Klaus-Peter Keller has inspired a renaissance of viniculture in the Hügelland, where the Benedictines of the Kloster Lorch grew some of the most prestigious wines in the Rheinland, in vineyards that were forgotten after the French Revolution.   His stunning dry Rieslings have been called “the German Montrachets” by Jancis Robinson, MW, the brilliant editor of The Oxford Companion to Wine. But his noble sweet wines are no less well received. In fact, Keller has won the Gault Millau “Best of Germany” award in both categories. “If I had to name the best producer in Germany today, it would be Klaus‐Peter Keller, wrote Steven Tanzer, the world’s stingiest wine critic. “Everything he touches turns to gold.”    Though lionized by the journalists as the greatest winegrower of his generation, Klaus-Peter is quick to point out that “great wine would not be possible here, if it weren’t for these great limestone soils.

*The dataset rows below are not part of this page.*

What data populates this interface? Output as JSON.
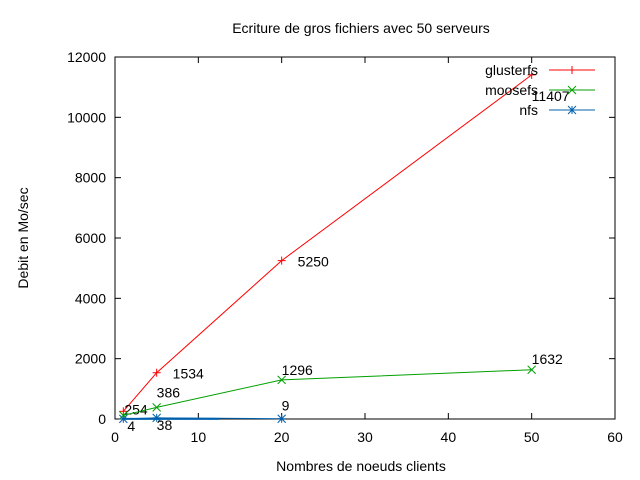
{
  "chart_data": {
    "type": "line",
    "title": "Ecriture de gros fichiers avec 50 serveurs",
    "xlabel": "Nombres de noeuds clients",
    "ylabel": "Debit en Mo/sec",
    "xlim": [
      0,
      60
    ],
    "ylim": [
      0,
      12000
    ],
    "x_ticks": [
      0,
      10,
      20,
      30,
      40,
      50,
      60
    ],
    "y_ticks": [
      0,
      2000,
      4000,
      6000,
      8000,
      10000,
      12000
    ],
    "legend_position": "top-right",
    "grid": false,
    "series": [
      {
        "name": "glusterfs",
        "color": "#ff0000",
        "marker": "plus",
        "x": [
          1,
          5,
          20,
          50
        ],
        "y": [
          254,
          1534,
          5250,
          11407
        ],
        "labels": [
          "254",
          "1534",
          "5250",
          "11407"
        ]
      },
      {
        "name": "moosefs",
        "color": "#00a000",
        "marker": "cross",
        "x": [
          1,
          5,
          20,
          50
        ],
        "y": [
          120,
          386,
          1296,
          1632
        ],
        "labels": [
          "",
          "386",
          "1296",
          "1632"
        ]
      },
      {
        "name": "nfs",
        "color": "#0060ad",
        "marker": "star",
        "x": [
          1,
          5,
          20
        ],
        "y": [
          4,
          38,
          9
        ],
        "labels": [
          "4",
          "38",
          "9"
        ]
      }
    ]
  }
}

It’s only that someone had to remember the old tradition and just make good wine.”

 

Riesling Trocken 2019 $33.99

The perfect way to get your eye in on the 2019 Vintage from the Rheinhessen. Kellers Trocken is a stunner, incredible length and depth of flavour. It dances lightly across your tongue. This is just a delight. The line of acid sits perfectly. At 12% alcohol it’s quite a dry rendition, balance is bang on. The texture is just so fine. Perfume delights! Delicious lime, citrus cleanses.

 

Riesling 'Limestone' 2019 $37.99

On the palate, the wine is a juicy explosion, shimmering with voltaic tension between delicate sweetness and electrifying apple and lime citric acidity. But you never notice sweetness or acidity separately. Pure green apple, white cranberry, tangerine, and stone fruit flavors, all seasoned with palpable saline minerality, lead to a long emphatic finish, with plenty of fresh acidity, depth, and cut. John Gilman, arguably the world’s foremost critic of German wine, called it “succulent and flat out delicious.”